Estimating Wiener process parameters

Consider a Wiener process with zero drift, infintesimal variance $\sigma^2$, and an unknown starting value $\nu$. That is, \begin{align} Y_t \sim \mathcal{N}(\nu, t\sigma^2). \end{align}

Now, suppose that we have a Gaussian likelihood for each $Y_1, \dotsc, Y_t$: $X_1, \dotsc, X_t$ having means $\mu_i$ and precisions $\lambda_i$.

Question 1: If we know $\sigma$ and have $X_{i\le t}$, what is the posterior on $Y_t$?

Intuitively, I think we modify each $X_{t-i}$ by adding $i\sigma^2$ to its variance, and then the combined likelihood on $Y_t$ is Gaussian with mean and precision: \begin{align} \mu^\star &= \frac{\sum_{i\le t}\mu_i\lambda_i}{\lambda^\star} \\\\ \lambda^\star &= \sum_{i\le t}\lambda_i. \end{align}

Question 2: If we don't know $\sigma$, but have $X_{i\le t}$, what is the posterior on $Y_t$ and $\sigma$?

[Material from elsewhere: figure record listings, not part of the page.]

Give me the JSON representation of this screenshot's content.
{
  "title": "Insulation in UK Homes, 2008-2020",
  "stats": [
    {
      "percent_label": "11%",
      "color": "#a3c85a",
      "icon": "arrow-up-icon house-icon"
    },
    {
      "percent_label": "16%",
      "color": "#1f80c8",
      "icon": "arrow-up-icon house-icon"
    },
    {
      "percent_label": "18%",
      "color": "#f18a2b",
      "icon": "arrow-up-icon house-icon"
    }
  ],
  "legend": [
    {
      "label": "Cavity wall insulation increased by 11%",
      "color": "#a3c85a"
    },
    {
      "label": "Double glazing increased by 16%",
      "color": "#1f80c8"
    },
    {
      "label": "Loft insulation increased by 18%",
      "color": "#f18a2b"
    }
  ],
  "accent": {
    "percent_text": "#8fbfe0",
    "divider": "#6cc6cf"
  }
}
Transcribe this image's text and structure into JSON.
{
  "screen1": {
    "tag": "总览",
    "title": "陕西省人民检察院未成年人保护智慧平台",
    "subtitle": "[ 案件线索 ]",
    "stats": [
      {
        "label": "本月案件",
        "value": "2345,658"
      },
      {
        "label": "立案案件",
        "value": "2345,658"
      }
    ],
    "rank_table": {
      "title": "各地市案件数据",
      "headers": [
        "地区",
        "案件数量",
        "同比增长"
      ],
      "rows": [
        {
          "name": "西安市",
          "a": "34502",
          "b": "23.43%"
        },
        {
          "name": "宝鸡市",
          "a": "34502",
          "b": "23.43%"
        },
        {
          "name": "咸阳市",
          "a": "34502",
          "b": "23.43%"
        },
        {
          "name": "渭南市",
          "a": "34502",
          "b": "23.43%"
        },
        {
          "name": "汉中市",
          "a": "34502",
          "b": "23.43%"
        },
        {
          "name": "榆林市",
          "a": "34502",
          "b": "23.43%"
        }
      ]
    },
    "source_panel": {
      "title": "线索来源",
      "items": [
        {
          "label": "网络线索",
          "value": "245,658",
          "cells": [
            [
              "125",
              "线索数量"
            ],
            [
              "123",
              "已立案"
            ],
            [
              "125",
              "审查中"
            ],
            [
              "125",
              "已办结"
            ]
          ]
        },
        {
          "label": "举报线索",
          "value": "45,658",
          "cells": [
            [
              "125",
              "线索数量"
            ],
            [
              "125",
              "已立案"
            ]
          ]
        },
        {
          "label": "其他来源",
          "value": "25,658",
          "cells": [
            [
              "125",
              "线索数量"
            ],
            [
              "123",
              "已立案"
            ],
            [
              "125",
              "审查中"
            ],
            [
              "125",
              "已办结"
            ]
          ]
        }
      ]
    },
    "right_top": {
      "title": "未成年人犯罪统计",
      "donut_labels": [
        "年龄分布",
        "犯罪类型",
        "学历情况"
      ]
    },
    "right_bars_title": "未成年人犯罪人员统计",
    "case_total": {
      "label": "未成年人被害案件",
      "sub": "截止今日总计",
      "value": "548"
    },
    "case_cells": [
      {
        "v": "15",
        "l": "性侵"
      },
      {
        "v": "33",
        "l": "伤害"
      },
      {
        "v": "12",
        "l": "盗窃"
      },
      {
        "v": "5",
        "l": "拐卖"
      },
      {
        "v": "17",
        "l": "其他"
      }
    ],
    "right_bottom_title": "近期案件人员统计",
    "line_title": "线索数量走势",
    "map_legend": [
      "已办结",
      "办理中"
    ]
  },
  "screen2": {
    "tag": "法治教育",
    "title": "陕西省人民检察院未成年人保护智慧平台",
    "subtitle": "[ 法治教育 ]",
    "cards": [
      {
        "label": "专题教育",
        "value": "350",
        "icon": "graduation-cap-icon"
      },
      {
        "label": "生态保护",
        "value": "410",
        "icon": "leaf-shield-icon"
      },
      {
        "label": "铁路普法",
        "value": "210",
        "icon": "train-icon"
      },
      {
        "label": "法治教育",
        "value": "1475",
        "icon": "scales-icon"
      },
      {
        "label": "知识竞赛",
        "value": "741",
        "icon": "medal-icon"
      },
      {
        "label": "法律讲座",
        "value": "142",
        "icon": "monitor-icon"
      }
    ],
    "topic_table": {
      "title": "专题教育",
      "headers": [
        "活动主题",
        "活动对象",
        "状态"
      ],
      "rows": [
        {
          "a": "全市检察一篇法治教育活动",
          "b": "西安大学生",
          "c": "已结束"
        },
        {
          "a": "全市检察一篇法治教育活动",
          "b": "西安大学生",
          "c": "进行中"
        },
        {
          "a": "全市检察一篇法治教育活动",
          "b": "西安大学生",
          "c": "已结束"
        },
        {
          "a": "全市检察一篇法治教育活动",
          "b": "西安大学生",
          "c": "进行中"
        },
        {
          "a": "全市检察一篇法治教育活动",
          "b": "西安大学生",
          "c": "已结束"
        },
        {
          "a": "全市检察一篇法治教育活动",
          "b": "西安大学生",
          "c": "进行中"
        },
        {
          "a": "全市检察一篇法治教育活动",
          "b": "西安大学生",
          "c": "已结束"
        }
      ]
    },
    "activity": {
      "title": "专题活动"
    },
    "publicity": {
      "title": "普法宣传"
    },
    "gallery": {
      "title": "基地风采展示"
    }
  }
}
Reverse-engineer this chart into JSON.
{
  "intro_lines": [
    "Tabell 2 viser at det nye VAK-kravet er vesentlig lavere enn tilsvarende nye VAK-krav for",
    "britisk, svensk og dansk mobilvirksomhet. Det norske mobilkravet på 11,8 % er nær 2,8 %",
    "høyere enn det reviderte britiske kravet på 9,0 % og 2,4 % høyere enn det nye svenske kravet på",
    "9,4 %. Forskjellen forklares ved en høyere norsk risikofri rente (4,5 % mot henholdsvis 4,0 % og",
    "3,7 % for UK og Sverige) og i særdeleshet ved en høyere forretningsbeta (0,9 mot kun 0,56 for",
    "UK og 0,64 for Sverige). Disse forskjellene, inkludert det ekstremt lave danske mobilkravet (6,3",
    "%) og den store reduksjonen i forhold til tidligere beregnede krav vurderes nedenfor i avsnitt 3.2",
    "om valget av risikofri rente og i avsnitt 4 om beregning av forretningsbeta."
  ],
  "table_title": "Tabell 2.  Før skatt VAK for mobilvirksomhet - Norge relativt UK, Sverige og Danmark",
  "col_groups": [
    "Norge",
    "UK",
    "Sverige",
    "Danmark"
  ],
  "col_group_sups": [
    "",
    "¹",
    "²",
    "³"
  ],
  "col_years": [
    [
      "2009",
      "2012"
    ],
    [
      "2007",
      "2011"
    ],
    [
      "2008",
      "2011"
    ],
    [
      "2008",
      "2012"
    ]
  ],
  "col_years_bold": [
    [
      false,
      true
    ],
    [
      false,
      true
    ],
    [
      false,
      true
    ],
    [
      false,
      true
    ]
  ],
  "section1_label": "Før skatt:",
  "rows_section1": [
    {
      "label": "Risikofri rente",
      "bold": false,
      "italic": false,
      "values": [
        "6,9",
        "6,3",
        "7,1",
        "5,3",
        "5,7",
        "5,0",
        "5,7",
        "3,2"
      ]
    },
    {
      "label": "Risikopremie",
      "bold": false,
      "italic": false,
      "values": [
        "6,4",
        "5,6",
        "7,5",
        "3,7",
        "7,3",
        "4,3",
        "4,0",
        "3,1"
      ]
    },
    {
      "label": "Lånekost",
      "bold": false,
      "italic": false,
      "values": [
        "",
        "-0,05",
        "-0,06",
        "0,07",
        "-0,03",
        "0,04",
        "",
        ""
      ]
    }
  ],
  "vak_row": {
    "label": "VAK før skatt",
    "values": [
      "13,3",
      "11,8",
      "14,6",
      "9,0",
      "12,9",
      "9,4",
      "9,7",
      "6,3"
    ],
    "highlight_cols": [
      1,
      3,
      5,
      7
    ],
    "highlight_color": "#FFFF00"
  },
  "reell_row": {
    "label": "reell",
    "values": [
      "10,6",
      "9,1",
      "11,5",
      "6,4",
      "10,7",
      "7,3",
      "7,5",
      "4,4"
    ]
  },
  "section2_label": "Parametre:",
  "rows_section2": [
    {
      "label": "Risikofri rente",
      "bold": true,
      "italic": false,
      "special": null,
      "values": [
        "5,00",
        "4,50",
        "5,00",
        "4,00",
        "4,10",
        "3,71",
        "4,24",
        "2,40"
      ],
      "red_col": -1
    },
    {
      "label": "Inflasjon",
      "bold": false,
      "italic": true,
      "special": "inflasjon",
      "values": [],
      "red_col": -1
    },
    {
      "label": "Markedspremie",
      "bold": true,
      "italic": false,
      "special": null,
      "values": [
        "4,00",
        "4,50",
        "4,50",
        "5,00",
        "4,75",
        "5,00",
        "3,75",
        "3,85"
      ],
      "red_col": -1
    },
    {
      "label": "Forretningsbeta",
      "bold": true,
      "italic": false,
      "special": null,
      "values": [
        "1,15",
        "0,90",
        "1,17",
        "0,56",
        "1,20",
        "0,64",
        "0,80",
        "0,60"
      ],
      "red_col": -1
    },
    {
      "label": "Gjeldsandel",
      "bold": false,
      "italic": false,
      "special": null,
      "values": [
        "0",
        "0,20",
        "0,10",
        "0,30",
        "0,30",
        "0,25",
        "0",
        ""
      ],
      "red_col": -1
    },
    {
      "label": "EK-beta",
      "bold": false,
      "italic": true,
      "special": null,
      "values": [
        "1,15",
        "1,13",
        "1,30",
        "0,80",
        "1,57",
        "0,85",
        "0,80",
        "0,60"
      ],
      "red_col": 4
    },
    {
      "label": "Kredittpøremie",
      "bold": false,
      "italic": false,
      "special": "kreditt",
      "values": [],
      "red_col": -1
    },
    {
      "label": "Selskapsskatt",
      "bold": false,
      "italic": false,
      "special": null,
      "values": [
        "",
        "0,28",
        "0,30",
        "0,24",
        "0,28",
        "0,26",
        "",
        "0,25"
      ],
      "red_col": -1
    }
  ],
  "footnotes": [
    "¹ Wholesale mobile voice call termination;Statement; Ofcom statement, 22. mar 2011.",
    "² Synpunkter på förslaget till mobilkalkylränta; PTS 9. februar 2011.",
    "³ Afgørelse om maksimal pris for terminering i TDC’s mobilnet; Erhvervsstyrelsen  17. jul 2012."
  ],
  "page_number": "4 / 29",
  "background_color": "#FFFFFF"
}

It seems that we would want to estimate $\sigma$ by setting a gamma prior on $\sigma^{-2}$. (That's what we would do in the special case that each of the $X_i$ has zero variance.) I'm having trouble proceeding from here. (Doesn't this make the combined likelihood on $Y_t$ student's t-distributed?)